Sir Edward Stanhope,
à Sir Augstin Buckingham ;
à Dublin.

Tu déſapprouves donc ma conduite dans tous ſes points, mon cher Auguſtin. Le commencement de ta Lettre[1] eſt d’un rigoriſme effrayant, & je crois que ſans les termes d’amitié qui la terminent, j’aurois regretté, non ce que j’ai fait, j’ai trop de raiſons de m’en féliciter, mais de t’en avoir inſtruit. Permets que je te faſſe une queſtion : En quittant une Ville agréable & où tu te plaiſois infiniment, pour aller dans un pays ſauvage, y ſervir de garde-malade à une vieille Parente, quel étoit ton but ? D’hériter d’une immenſe fortune ! Et quel eſt l’uſage que tu prétends en faire ? Ton bonheur, ſans doute, conſidéré en général & en particulier, les actions de tous les Êtres penſans ; elles ne tendent qu’à ce même bonheur, tous font leur poſſible pour y atteindre : j’ai fait comme les autres, & j’ai, par deſſus le plus grand nombre, la gloire d’avoir réuſſi dans mon entrepriſe ; après ce raiſonnement, oſe encore me blâmer. Je me repentirai dans la ſuite, dis-tu, de mon imprudence. Me repentir ! hé ! de quoi ? d’être parfaitement content ? Heureux Époux, heureux Père, heureux Ami de tout ce qui m’entoure ; quel motif pourroit exciter mon repentir ? Tu prétends que j’ai déshonoré ma Famille ; une choſe qu’on ignore peut-elle cauſer le plus petit mal ? Mon juge, Auguſtin, eſt au fond de mon cœur, & il ne me fait pas des reproches auſſi graves que les tiens.
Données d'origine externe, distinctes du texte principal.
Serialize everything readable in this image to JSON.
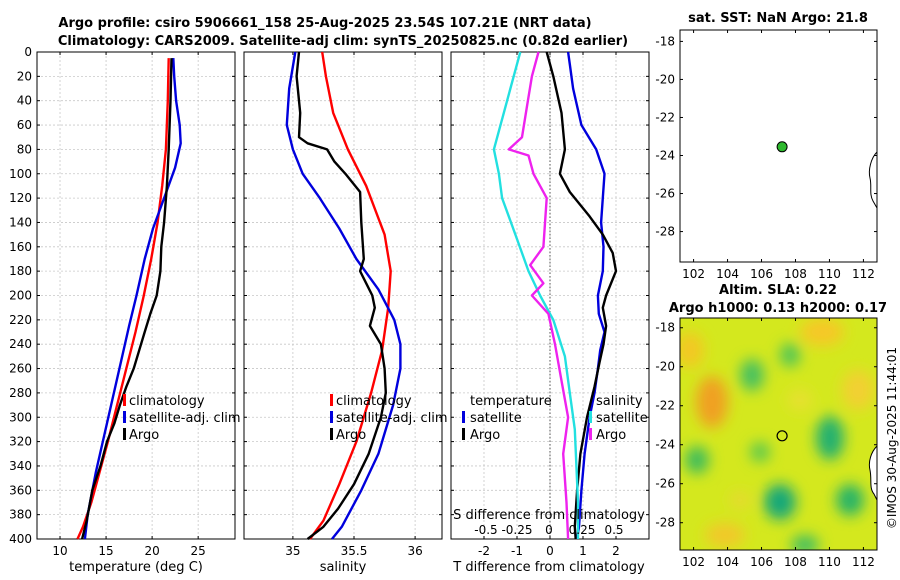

Lorſque j’étois lié à Londres avec une douzaine de roués (pardonne ſi je te mets du nombre, & ſur mon ame ce n’eſt pas par récrimination), que je paſſois mon temps à jouer, à boire & à ſéduire toutes les Jeunes-filles qui me plaiſoient, faiſois-je plus d’honneur au nom reſpectable que je portois alors. Je fais le plus grand cas de ton amitié ; mais, je t’en conjure, ne cherche pas à troubler ma félicité. Tous mes jours ſe paſſent ſans aucune inquiétude ſur l’avenir, le préſent me charme, & j’ai preſque oublié le paſſé ; voilà mon ſort, crois-tu que je voudrois le changer ? Non, certes, mon Ami, ma place eſt pour toujours marquée dans les bras de ma chère Peggi ; convaincu qu’il n’en eſt pas de plus agréable, je m’applaudis ſans ceſſe d’y avoir été admis. Sois donc abſolument certain que tes ſermons ne changeroient rien à l’ordre des choſes, tu affligerois ton Ami ſans le convertir. Adieu, Auguſtin, mets la ſévérité de côté, & mon attachement pour toi ſera toujours le même.

Edward Stanhope.

De the Litthe-Hill, ce … 17

  1. Cette Lettre a été retranchée du recueil, comme inutile & peu intéreſſante.